I should add (and I just realized I have buried the lede) I was raised in an evangelical church, and taught that one day Christ would return and save the world. And I got saved believing it. Rejected the church at 15 because they rejected evolution but held on to a belief, for a few years , that Jesus was real, just misinterpreted by the evangelical church. In this song at that time, the Matador was a Jesus metaphor. A true Jesus. After a couple of beers and a couple of tokes I would sing along waiting for the bettter world he would usher in.

By the time I was 18, forgot about that bullshit.

From now on will listen to this song as a vision of a beautiful future for all the world. Led by, for lack of a better word, a Progressive. Not a mythical figure. By a Matodor, or Mataoras.

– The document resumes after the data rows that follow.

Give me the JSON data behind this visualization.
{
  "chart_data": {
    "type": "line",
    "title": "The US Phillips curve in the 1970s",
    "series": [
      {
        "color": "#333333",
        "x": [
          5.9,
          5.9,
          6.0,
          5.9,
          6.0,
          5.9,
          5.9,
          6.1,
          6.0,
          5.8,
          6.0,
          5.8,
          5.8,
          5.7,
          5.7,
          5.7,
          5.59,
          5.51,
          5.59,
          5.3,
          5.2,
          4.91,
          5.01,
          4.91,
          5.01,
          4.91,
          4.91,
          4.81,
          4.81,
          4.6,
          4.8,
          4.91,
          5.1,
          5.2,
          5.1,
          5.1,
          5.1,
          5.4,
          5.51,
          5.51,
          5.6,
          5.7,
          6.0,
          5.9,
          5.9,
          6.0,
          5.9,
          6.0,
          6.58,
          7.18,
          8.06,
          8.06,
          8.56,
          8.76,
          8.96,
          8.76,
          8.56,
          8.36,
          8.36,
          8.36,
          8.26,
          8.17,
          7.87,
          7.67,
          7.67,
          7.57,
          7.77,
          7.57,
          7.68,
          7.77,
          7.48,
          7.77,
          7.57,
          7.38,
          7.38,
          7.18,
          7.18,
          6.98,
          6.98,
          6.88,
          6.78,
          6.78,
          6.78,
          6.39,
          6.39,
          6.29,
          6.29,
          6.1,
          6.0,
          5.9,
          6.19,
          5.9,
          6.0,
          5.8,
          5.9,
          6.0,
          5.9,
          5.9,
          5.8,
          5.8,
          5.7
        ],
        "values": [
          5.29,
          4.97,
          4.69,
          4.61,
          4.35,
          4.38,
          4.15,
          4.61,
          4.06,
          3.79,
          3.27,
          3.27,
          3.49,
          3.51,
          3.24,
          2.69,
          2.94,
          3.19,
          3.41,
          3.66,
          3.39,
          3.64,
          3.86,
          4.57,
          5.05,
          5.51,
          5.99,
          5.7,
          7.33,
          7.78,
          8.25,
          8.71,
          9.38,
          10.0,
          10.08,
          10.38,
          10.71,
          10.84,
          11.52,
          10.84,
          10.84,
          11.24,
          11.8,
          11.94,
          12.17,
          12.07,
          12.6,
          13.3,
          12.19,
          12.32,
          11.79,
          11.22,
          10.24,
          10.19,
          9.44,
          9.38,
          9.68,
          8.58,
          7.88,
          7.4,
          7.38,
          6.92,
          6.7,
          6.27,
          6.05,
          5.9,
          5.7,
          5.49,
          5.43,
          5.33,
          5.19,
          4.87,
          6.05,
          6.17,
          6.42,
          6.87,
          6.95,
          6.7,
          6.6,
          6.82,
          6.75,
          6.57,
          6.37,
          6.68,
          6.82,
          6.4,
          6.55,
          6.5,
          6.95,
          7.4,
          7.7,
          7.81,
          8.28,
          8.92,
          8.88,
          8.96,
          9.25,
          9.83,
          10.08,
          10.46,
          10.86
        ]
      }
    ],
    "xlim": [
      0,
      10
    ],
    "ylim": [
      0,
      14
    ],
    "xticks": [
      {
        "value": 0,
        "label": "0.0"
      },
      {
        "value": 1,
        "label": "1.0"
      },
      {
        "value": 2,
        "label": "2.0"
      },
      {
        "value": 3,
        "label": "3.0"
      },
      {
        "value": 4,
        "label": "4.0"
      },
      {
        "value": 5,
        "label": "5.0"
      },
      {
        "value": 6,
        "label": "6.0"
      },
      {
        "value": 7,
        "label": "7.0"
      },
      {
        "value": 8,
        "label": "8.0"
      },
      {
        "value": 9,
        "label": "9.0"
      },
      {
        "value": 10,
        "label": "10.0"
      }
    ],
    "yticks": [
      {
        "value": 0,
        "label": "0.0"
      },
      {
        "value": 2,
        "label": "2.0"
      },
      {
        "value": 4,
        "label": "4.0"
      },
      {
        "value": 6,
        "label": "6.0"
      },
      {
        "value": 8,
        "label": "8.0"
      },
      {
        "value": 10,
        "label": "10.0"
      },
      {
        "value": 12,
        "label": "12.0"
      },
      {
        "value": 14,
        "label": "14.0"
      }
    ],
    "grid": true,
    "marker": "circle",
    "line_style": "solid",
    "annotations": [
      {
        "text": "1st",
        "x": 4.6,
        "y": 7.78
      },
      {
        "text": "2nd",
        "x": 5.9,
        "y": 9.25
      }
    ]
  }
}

Yes Garland Jeffreys [how its spelled on his LPs] was a fave for me in the late 70s +early 80s and he got a surprising amount of airplay in Australia’s version of adult oriented radio. Being an excellent musician didn’t hurt.

I luckily dodged the sorts of problems that led you to finding something in his music, so Matador didn’t stand out as much for me as some of his other singles and LP tracks, but I can see the resonance. Someone else from the same time whose music was pretty compelling to this late teen was Willy DeVille and his band Mink Deville.

I only know two Garland Jeffreys songs, “Matador” and “Hail Hail Rock’n’Roll”. Both are great and were big hits here in Germany, with an unusual gap of more than ten years between those two songs. The only trivia I know about Jeffreys is the fact that he and Lou Reed were big buddies. I seem to remember that he even sang background on some Reed recordings, but I’m not sure.

And Lou sang with him live in Lokeren, Belgium:

@EinsteinsHund, @Pardel-Lux - here’s something interesting. The only time (before this thread) that I came across Garland Jeffreys was via the John Cale album Vintage Violence. Cale covers a Garland Jeffreys song, “Fairweather Friend”.

Vintage Violence was Cale’s first solo album (1970) so I guess Cale must have known of Jeffreys through Reed.

j

I have that album! In fact it’s the only John Cale album I own (NOT the only one I know), but it never occurred to me that this was a Garland Jeffreys song, though usually I study liner notes thoroughly. Yes, Cale must’ve met Jeffreys through Reed. In my little research today, I learned that Garland and Lou already met in 1961 at Syracuse University, long before they had musical careers.

tbe version of Matador I was talking about was on the live album Rock and Roll Adult. I’ve now listened to the whole album, and I can say it is one of the best single LP live rock albums I have heard, up there with Zevon’s Stand in the Fire.